Por otro lado, dado que el argumento se desarrolla a lo largo de la década que va desde finales de los años 40 hasta finales de los 50 del siglo XX, y en espacios tan diferentes como París, Berlín, Yugoslavia o la Polonia rural, su discurso cuenta con una textura visual y una densidad atmosférica en las que resuenan tanto técnicas del ‹cinéma vérité› como una exagerada artificiosidad, evocando así a los clásicos más o menos contemporáneos al momento en el que se ambienta Cold War, desde Ascensor para el cadalso (1958) de Louis Malle, Sombras (1958) de John Cassavetes o Hiroshima, mon amour (1959) de Alain Resnais hasta El eclipse (1962) de Michelangelo Antonioni, pasando por Cleo, de 5 a 7 (1961) de Agnès Varda.
En última instancia, la expresión que da título a la cinta, en realidad no se refiere en exclusiva a las coordenadas históricas en las que tiene lugar la acción; ni tampoco a las consecuencias que esa guerra aparentemente inexistente tuvo sobre quienes la padecieron de manera directa, sino también al inevitable confrontamiento que conlleva vincular la felicidad propia a la de otro ser humano. Y es que si algo queda claro a medida que avanza la intriga es que Wiktor y Zula no pueden ser más opuestos por origen, por edad, por cultura, por aspecto, por intereses. Y sin embargo les une la atracción, y el amor, y la música, y la fe. De ahí que la imagen dos veces repetida de la iglesia derruida, con su cúpula circular abierta al cielo y con unos ojos que “miran” desde una de sus paredes (el único vestigio conservado de sus pinturas murales), sea una metáfora de los inextricables designios divinos, lo que le da un hálito de predestinación al exaltado romance de la pareja, como si esa emoción fuera el único oasis —a veces, tan quimérico como un espejismo— donde refugiarse en el desierto humano en el que viven, tanto a un lado del Telón de Acero como del otro.

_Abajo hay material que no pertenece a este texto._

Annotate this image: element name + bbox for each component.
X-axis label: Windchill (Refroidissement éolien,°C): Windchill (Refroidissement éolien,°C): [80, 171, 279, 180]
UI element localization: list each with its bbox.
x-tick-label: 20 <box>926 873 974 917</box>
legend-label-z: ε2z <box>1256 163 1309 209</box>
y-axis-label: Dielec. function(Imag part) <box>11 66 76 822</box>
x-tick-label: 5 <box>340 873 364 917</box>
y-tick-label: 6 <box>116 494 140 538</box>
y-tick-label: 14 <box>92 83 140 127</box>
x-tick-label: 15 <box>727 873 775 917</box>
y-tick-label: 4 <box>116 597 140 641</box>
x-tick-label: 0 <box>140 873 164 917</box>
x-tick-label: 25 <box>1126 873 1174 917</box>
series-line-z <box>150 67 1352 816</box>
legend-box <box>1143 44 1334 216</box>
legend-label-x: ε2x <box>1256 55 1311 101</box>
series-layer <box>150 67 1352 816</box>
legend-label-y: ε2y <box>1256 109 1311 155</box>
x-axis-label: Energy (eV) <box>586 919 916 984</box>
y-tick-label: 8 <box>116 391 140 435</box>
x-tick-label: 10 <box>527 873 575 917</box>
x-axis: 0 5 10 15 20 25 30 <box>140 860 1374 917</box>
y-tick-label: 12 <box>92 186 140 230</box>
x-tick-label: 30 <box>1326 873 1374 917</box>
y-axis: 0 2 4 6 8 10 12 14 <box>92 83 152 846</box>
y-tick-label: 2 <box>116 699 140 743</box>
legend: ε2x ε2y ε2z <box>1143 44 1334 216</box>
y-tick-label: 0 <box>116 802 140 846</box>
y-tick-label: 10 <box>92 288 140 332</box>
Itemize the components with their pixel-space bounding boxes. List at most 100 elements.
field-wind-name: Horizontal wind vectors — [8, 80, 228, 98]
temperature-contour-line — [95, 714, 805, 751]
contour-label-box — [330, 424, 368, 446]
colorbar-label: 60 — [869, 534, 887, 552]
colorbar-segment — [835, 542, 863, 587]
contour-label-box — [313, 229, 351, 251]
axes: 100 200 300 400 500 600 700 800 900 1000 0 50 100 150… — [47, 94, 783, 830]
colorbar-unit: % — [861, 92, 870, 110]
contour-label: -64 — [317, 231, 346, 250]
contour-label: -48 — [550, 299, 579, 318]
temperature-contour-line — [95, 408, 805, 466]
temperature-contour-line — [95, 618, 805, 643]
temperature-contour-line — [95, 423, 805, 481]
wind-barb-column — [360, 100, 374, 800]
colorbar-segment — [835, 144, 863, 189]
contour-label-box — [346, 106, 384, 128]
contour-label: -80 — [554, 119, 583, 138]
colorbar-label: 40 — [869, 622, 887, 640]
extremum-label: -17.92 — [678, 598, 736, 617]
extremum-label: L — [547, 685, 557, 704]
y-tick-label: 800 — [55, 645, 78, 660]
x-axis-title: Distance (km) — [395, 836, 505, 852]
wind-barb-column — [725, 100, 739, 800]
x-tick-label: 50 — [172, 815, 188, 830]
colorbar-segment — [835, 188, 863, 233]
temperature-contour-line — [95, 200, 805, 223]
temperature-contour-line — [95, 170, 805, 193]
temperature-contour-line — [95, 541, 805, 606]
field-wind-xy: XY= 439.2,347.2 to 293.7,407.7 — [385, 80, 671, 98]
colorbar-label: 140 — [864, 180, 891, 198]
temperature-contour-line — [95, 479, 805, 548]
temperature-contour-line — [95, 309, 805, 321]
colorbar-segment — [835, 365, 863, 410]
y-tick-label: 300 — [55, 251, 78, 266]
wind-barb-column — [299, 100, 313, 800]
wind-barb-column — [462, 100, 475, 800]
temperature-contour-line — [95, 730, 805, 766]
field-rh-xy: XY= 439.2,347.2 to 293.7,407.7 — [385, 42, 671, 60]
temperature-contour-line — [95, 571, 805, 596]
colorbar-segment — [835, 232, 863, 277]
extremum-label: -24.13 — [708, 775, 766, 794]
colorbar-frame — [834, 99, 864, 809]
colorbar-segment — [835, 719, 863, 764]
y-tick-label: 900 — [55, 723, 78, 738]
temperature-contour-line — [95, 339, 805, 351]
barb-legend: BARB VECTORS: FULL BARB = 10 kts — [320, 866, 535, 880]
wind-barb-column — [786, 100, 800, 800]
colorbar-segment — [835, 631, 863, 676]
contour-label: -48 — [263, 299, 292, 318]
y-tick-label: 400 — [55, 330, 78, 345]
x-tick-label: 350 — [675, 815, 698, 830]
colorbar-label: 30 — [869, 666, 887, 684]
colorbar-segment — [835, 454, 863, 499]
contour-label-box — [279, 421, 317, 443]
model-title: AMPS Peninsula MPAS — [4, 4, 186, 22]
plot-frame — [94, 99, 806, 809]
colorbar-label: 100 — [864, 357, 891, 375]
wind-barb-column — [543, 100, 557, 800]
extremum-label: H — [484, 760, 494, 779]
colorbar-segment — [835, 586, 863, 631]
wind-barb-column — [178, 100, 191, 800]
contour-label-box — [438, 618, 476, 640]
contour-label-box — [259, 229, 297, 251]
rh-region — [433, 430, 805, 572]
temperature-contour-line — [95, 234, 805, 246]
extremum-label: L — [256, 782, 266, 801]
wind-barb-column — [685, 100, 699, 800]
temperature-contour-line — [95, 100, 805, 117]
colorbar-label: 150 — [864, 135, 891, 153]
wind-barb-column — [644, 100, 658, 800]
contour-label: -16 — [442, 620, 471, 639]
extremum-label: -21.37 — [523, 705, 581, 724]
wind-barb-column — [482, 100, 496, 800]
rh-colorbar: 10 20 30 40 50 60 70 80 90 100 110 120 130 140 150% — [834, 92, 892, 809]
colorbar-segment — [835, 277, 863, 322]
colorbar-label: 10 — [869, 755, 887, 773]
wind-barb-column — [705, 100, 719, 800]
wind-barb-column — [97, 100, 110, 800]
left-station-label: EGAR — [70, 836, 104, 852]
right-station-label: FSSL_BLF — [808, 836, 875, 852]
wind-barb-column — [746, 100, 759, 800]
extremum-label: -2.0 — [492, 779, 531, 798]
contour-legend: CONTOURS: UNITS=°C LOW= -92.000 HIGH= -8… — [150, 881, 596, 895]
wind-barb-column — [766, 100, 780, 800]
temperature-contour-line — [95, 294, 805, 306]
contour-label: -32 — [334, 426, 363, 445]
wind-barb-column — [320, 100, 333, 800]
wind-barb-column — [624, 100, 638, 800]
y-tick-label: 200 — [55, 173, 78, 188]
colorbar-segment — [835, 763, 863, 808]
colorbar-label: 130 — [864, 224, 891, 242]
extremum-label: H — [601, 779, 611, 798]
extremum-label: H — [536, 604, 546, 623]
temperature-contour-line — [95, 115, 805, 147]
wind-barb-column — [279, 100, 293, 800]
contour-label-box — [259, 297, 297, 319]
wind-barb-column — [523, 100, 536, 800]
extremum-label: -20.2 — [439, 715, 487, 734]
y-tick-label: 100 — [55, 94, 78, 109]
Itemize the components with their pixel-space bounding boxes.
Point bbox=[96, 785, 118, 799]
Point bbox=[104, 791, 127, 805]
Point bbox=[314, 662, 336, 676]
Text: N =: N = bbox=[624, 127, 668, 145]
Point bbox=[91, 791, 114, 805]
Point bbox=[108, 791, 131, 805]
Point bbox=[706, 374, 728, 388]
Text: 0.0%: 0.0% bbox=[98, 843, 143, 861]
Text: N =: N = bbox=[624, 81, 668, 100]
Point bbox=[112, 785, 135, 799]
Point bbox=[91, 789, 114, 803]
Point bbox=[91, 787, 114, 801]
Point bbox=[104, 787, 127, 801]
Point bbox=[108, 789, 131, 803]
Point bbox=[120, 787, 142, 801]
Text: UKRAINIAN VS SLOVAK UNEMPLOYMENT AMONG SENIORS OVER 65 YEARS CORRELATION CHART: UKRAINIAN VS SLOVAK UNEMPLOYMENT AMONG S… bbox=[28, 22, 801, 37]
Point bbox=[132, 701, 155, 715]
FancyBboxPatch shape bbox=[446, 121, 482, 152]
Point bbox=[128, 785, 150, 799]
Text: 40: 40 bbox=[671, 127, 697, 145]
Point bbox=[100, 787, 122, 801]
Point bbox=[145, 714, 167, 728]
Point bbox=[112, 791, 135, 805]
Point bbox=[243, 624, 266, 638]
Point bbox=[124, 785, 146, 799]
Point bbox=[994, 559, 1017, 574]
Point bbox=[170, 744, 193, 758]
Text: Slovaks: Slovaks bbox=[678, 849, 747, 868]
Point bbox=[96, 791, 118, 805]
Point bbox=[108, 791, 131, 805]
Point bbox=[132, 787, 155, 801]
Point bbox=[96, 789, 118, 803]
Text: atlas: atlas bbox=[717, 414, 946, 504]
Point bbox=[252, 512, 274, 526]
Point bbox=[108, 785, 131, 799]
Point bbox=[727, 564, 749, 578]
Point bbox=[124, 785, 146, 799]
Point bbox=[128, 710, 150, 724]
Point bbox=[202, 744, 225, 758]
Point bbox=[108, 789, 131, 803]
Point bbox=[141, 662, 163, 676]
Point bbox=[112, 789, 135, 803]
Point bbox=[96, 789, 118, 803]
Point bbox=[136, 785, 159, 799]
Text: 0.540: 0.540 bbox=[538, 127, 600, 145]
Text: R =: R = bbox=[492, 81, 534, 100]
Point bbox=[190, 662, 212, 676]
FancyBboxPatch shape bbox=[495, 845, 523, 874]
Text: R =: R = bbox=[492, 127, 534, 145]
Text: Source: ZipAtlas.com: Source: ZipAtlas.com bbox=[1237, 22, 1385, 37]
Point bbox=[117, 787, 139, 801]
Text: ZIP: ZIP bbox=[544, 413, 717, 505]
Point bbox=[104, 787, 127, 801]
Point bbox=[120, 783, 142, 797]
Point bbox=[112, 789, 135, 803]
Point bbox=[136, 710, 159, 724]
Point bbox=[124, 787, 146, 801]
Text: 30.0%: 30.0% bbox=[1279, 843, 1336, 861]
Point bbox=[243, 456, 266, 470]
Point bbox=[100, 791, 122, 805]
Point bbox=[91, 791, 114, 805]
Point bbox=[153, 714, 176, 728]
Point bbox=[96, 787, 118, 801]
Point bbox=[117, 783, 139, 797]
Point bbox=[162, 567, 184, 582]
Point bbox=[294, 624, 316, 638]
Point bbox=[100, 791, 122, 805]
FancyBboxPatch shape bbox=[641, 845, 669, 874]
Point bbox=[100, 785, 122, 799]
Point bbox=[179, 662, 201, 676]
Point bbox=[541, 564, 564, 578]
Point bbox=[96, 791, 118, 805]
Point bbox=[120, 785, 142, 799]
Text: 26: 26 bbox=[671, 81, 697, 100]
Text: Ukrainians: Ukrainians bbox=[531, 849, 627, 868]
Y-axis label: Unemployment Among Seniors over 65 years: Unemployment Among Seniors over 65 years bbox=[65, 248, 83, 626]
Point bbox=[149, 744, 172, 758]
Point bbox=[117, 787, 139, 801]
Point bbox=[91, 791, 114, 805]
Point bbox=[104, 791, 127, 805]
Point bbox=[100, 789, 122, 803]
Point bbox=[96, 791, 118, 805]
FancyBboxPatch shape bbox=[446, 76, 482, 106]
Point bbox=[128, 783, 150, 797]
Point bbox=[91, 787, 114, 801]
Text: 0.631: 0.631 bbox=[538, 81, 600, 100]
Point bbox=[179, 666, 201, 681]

De alguna manera, la temática de la obra, incluso su desarrollo argumental, podría resumirse en este poema de Miguel Hernández:
«Tristes guerras
si no es amor la empresa.
Tristes, tristes.
Tristes armas
si no son las palabras.
Tristes, tristes.
Tristes hombres
si no mueren de amores.
Tristes, tristes. »
A la vez espiritual y sensual, como una pintura prerrafaelita o un icono gótico, solo que despojada de la “distracción cromática” del color, lo que esencializa más, si cabe, sus imágenes, que por momentos rozan la abstracción, Cold War es una película poética y bellísima, y demuestra que, como sucede con la lírica tradicional, un buen tema –en este caso, la sempiterna historia de amor entre un hombre y una mujer– nunca dejará de funcionar si se sabe interpretar con honestidad, delicadeza, sensibilidad y buen gusto.